Is Petrus ooit in Rome geweest?
ALS u tot de Rooms-Katholieke Kerk behoort of bekend bent met haar leer weet u dat de katholieke Kerk steunt op de bewering dat Petrus in Rome is geweest. The Catholic Encyclopedia van 1911 zegt: „Dit vormt de historische basis voor de aanspraak van de bisschoppen van Rome op het Apostolische Primaatschap van Petrus.”

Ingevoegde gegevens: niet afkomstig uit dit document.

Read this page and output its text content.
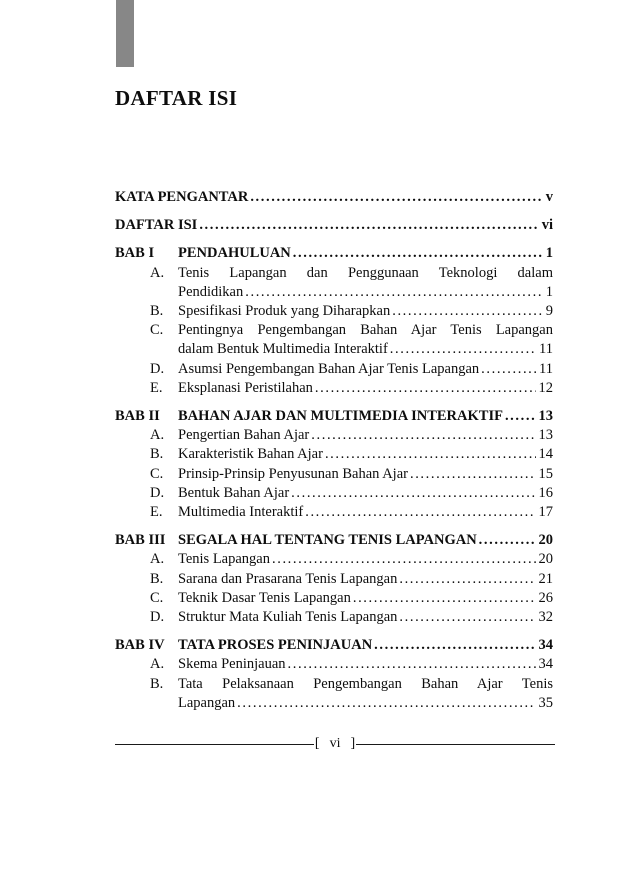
DAFTAR ISI
KATA PENGANTAR .....	v
DAFTAR ISI .....	vi
BAB I	PENDAHULUAN .....	1
A. Tenis Lapangan dan Penggunaan Teknologi dalam
Pendidikan .....	1
B.	Spesifikasi Produk yang Diharapkan .....	9
C.	Pentingnya Pengembangan Bahan Ajar Tenis Lapangan
dalam Bentuk Multimedia Interaktif .....	11
D. Asumsi Pengembangan Bahan Ajar Tenis Lapangan .....	11
E.	Eksplanasi Peristilahan .....	12
BAB II	BAHAN AJAR DAN MULTIMEDIA INTERAKTIF ..... 13
A. Pengertian Bahan Ajar .....	13
B.	Karakteristik Bahan Ajar .....	14
C.	Prinsip-Prinsip Penyusunan Bahan Ajar .....	15
D. Bentuk Bahan Ajar .....	16
E.	Multimedia Interaktif .....	17
BAB III SEGALA HAL TENTANG TENIS LAPANGAN .....	20
A. Tenis Lapangan .....	20
B.	Sarana dan Prasarana Tenis Lapangan .....	21
C.	Teknik Dasar Tenis Lapangan .....	26
D. Struktur Mata Kuliah Tenis Lapangan .....	32
BAB IV TATA PROSES PENINJAUAN .....	34
A. Skema Peninjauan .....	34
B.	Tata Pelaksanaan Pengembangan Bahan Ajar Tenis
Lapangan .....	35
[ vi ]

Dat er zo’n grote betekenis aan Petrus’ verblijf in Rome wordt gehecht, geeft werkelijk reden te verwachten dat dit door betrouwbare historische bewijzen wordt gestaafd. The Catholic Encyclopedia beweert ook dat dit zo is, zeggende: „St. Petrus’ verblijf en dood in Rome zijn door een reeks van duidelijke bewijzen die zich van het eind van de eerste tot het eind van de tweede eeuw uitstrekken, buiten kijf als historische feiten gestaafd.” De New Catholic Encyclopedia merkt eveneens op: „Het is heel zeker dat Petrus zijn laatste jaren in Rome heeft doorgebracht.”
WAS BABYLON ROME?
Het oudste bewijs waarop wordt gewezen, is dat van 1 Petrus 5:13: „Zij die in Babylon is, een uitverkorene zoals gij, zendt u haar groeten.” Een voetnoot in de New American Bible, een moderne rooms-katholieke vertaling, identificeert dit „Babylon” als volgt: „Rome, dat — evenals het oude Babylon — Jeruzalem innam en haar tempel verwoestte.” Toch erkent dezelfde katholieke vertaling dat, indien Petrus de brief heeft geschreven, „deze gedateerd moet worden vóór 64-67 n. Chr., de periode waarin zijn terechtstelling onder Nero heeft plaatsgevonden.” Jeruzalem werd echter pas in 70 G.T. door de Romeinen verwoest. Toen Petrus zijn brief schreef, bestond er dus geen overeenkomst tussen Babylon en Rome.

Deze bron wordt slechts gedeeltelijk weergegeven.